Focusing on a combination of intercultural competence and intellectual humility seems to be a feasible approach to educate those who can address the challenges we face. In the next blog of this three-blog series, we will take a closer look at the relationship between conviction and intercultural competence in education.

Picture: Open Gate by the authors

 


Comments

1 comment
  1. Wade Schuette

    I would like to suggest a third axis that might be called “perceptual humility” — namely, recognizing, owning, and trying to constantly correct for the ways that our brain’s visual hardware can lie to us.

    The ubiquitous and unchallenged use of visual terms such as “seeing a fact” or “different perspective” is just one manifestation of how humans have taken advantage of their incredibly sophisticated visual neurons to use for “thinking.” Interestingly enough, today’s computer operating systems are likewise making ever more use of embedded “image-processing” chips to do other tasks. A knowledge of the strengths and flaws of this perceptual system which humans have evolved without clear design specs is crucial to seeing how it can alter, filter, and even create our knowledge and beliefs about the world. It is by no means some sort of passive camera that simply shows us “what is out there” — it is a very active agent that is gated by our beliefs and expectations to “focus” ( note the term ) our attention on some subset of the avalanche of possible inputs and interpretations.

    It is a very active participant in “keeping a picture in mind” what is “obvious” to us. And it is very easily fooled. Examples of optical illusions are easy to find. https://en.wikipedia.org/wiki/Optical_illusion Perhaps the most obvious optical illusion is that the sun rotates around the flat earth that stretches into the distance with us at the center.

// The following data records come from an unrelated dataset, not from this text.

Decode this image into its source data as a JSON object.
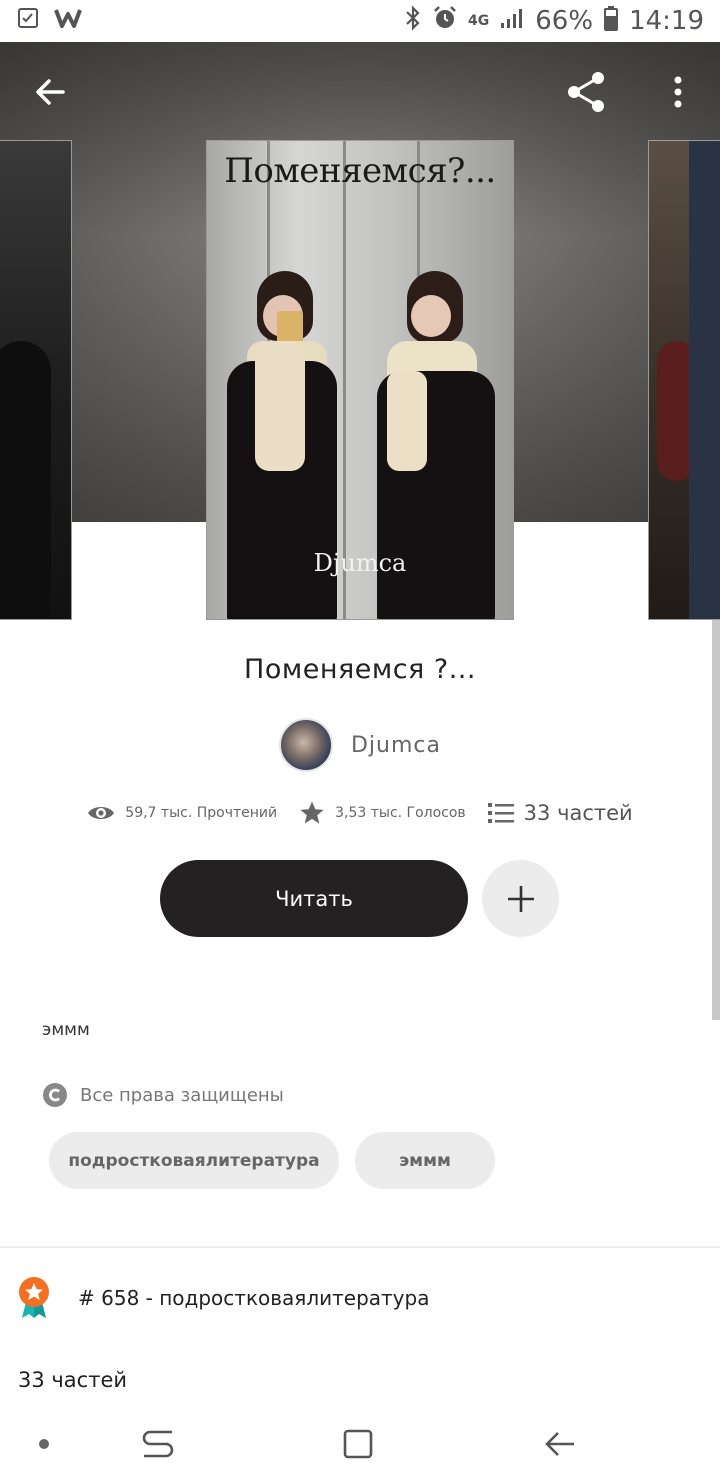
{
  "status_bar": {
    "network": "4G",
    "battery": "66%",
    "time": "14:19"
  },
  "story": {
    "cover_title": "Поменяемся?...",
    "cover_author": "Djumca",
    "title": "Поменяемся ?...",
    "author": "Djumca",
    "reads": "59,7 тыс. Прочтений",
    "votes": "3,53 тыс. Голосов",
    "parts": "33 частей",
    "read_button": "Читать",
    "description": "эммм",
    "rights": "Все права защищены",
    "tags": [
      "подростковаялитература",
      "эммм"
    ],
    "rank": "# 658 - подростковаялитература",
    "parts_label": "33 частей"
  },
  "icons": {
    "back": "arrow-left",
    "share": "share",
    "more": "more-vertical",
    "reads": "eye",
    "votes": "star",
    "parts": "list",
    "add": "plus",
    "rights": "copyright",
    "rank": "medal"
  },
  "colors": {
    "read_button": "#232122",
    "tag_bg": "#ececec",
    "medal": "#f36f21",
    "medal_ribbon": "#1ab4b4"
  }
}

    I call attention to this for several reasons. First, it is easier on the ego to sell the idea that one’s internal camera is malfunctioning than that one’s knowledge of the world is wrong. Heck, most of us don’t challenge a need for glasses or contact-lenses or mock those who need them. Second, it is easy to find as teaching aids apolitical examples of cases where students are guaranteed to mis-perceive reality. A huge amount is now known about both the anatomy, psychology, and algorithms of “vision” and “machine vision.”

    This means that a short curriculum could be created to teach “perceptual humility” and there is no reason anyone should get less than a perfect score at the end of the course. This can be taught, and learned, quickly and apolitically.

    Then, although much harder, it should then be possible to work out ways to build on this base and get students to realize that pretty much everything they “know” about the world, and what they “see” around them has to be taken with a grain of salt, regardless how “obvious” it is. Examples from the literature on how peer pressure reliably alters perception itself are available, on everything from which line is longer to which way to face in an elevator.

    https://en.wikipedia.org/wiki/Asch_conformity_experiments

    One hard but soluble problem is the dilemma that, if you cannot trust your own eyes, what can you trust? This conflict, if left unresolved, is toxic because it will cause the whole subject to be suppressed and lost (just as history books have reduced the terrible Spanish Flu pandemic of 1918 to at most a sentence, if that.) Possibly useful, this problem of how to operate with possibly-faulty data is well studied in training pilots to fly “on instruments” where they have to deal with the fact that sometimes lie to you ( eg 737 MAX) and so you must actively decide which to trust and which to ignore.